Republican senators are raising the stakes in an emerging game of Cabinet chicken, vowing to block a candidate for U.S. secretary of state.
President Barack Obama is keen on nominating U.N. Ambassador Susan Rice to become America’s next top diplomat. But Republicans say she’s unqualified because she bungled the public response to the deadly Sept. 11 attack on a U.S. consulate in Benghazi, Libya.
Obama administration officials earlier this week appeared to be floating trial balloons about nominating her for secretary of state and Sen. John Kerry, D-Mass., for defense secretary. But it is increasingly apparent that doing so would spark a fight and could lead to a confirmation defeat for Rice.
“We would do everything in our power to block the nomination,” Sen. John McCain, R-Ariz., told reporters at a joint Nov. 14 press briefing with fellow GOP Sens. Lindsey Graham of Arizona and Kelly Ayotte of New Hampshire.
The trio’s threat came one day after other Republican senators indicated Rice’s role in offering an incorrect explanation in the immediate wake of the attack could keep her from becoming secretary of state.
“I’m concerned about the fact that she went on the Sunday [morning political talk] shows and said this was the result of a spontaneous uprising,” Sen. Marco Rubio, R-Fla., said. “Obviously, she based those comments on directives or information she received from someone, and it’s important to know who that directive came from and what that information was.”
Sen. Bob Corker, R-Tenn., who could become the top Republican on the Foreign Relations Committee after the new Congress is seated in January, said, “I’ve had conversations with the CIA, and my sense is they were also baffled by her comments.”
A few hours later, during a rare White House press conference, Obama became furious when asked about the McCain threat.
Obama called it “outrageous” that Republicans are “going after” Rice over Benghazi. He said Rice’s comments in the days after the attack were based on intelligence she received, adding that as U.N. ambassador she was not involved in the situation.
“Come after me instead,” a stern Obama said.
“When they go after the U.N. ambassador — because they think she’s an easy target — then they’ve got a problem with me,” the president said, adding that if he decides she is the best person for the job he still will send her name to the Senate.
Meantime, McCain, Graham and Ayotte want Senate leaders to form a special panel to investigate what happened before, during and after the Benghazi attack.

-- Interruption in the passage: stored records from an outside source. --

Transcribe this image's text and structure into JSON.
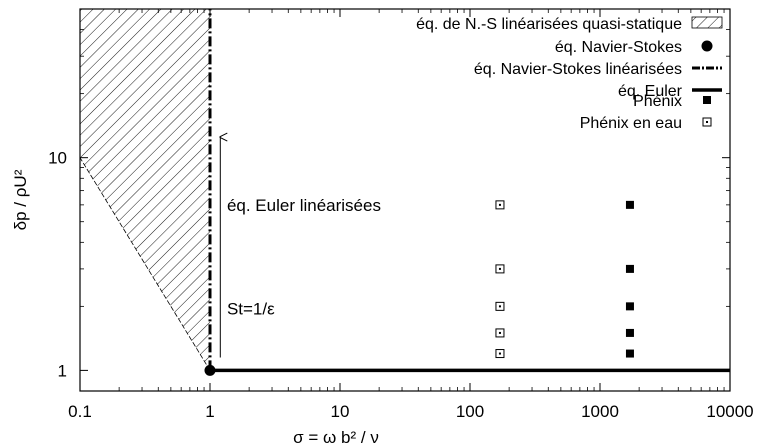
{
  "chart_data": {
    "type": "scatter",
    "xlabel": "σ = ω b² / ν",
    "ylabel": "δp / ρU²",
    "x_scale": "log",
    "y_scale": "log",
    "xlim": [
      0.1,
      10000
    ],
    "ylim": [
      0.8,
      50
    ],
    "x_ticks": [
      {
        "value": 0.1,
        "label": "0.1"
      },
      {
        "value": 1,
        "label": "1"
      },
      {
        "value": 10,
        "label": "10"
      },
      {
        "value": 100,
        "label": "100"
      },
      {
        "value": 1000,
        "label": "1000"
      },
      {
        "value": 10000,
        "label": "10000"
      }
    ],
    "y_ticks": [
      {
        "value": 1,
        "label": "1"
      },
      {
        "value": 10,
        "label": "10"
      }
    ],
    "legend_position": "top-right",
    "series": [
      {
        "name": "éq. de N.-S linéarisées quasi-statique",
        "kind": "hatched-region",
        "polygon": [
          [
            0.1,
            50
          ],
          [
            1,
            50
          ],
          [
            1,
            1
          ],
          [
            0.1,
            10
          ]
        ]
      },
      {
        "name": "éq. Navier-Stokes",
        "kind": "point",
        "points": [
          [
            1,
            1
          ]
        ]
      },
      {
        "name": "éq. Navier-Stokes linéarisées",
        "kind": "vertical-line",
        "x": 1,
        "y_range": [
          1,
          50
        ]
      },
      {
        "name": "éq. Euler",
        "kind": "horizontal-line",
        "y": 1,
        "x_range": [
          1,
          10000
        ]
      },
      {
        "name": "Phénix",
        "kind": "filled-square",
        "points": [
          [
            1700,
            1.2
          ],
          [
            1700,
            1.5
          ],
          [
            1700,
            2.0
          ],
          [
            1700,
            3.0
          ],
          [
            1700,
            6.0
          ]
        ]
      },
      {
        "name": "Phénix en eau",
        "kind": "open-square",
        "points": [
          [
            170,
            1.2
          ],
          [
            170,
            1.5
          ],
          [
            170,
            2.0
          ],
          [
            170,
            3.0
          ],
          [
            170,
            6.0
          ]
        ]
      }
    ],
    "annotations": [
      {
        "text": "éq. Euler linéarisées",
        "x": 1.35,
        "y": 6.0
      },
      {
        "text": "St=1/ε",
        "x": 1.35,
        "y": 1.95
      }
    ],
    "arrow": {
      "x": 1.2,
      "from_y": 1.15,
      "to_y": 12.5
    }
  }
}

The senators say a “select committee” is needed because three upper chamber panels have jurisdiction over the matter: the Intelligence, Foreign Relations and Armed Services committees.
“A segmented, stovepiped investigation with three committees going off in different directions ... will lead to failure,” Graham said. “If you have people in separate rooms saying different things, it will slip through the cracks.”
It was not immediately clear whether Senate Majority Leader Harry Reid would agree to form a select committee.
“The party in power never likes to have a select committee” investigation, McCain said, noting “there was resistance” to such committees to investigate the Watergate scandal, the Sept. 11 attacks and the Iraq war.
The trio indicated the Senate Armed Services Committee — all three are members and McCain is the ranking member — plans to hold hearings on the matter. To that end, McCain signaled the panel would summon Defense Secretary Leon Panetta and U.S. Africa Command chief Gen. Carter Ham to testify.
Senate Intelligence Committee Chairwoman Dianne Feinstein announced earlier in the day that former CIA Director David Petraeus, who resigned Nov. 9 over an affair that has triggered a complex scandal, would testify before her panel.
McCain and Graham said they would like Petraeus to speak to more than just the members of that committee.
“I would think he would be an important witness for the select committee,” McCain said.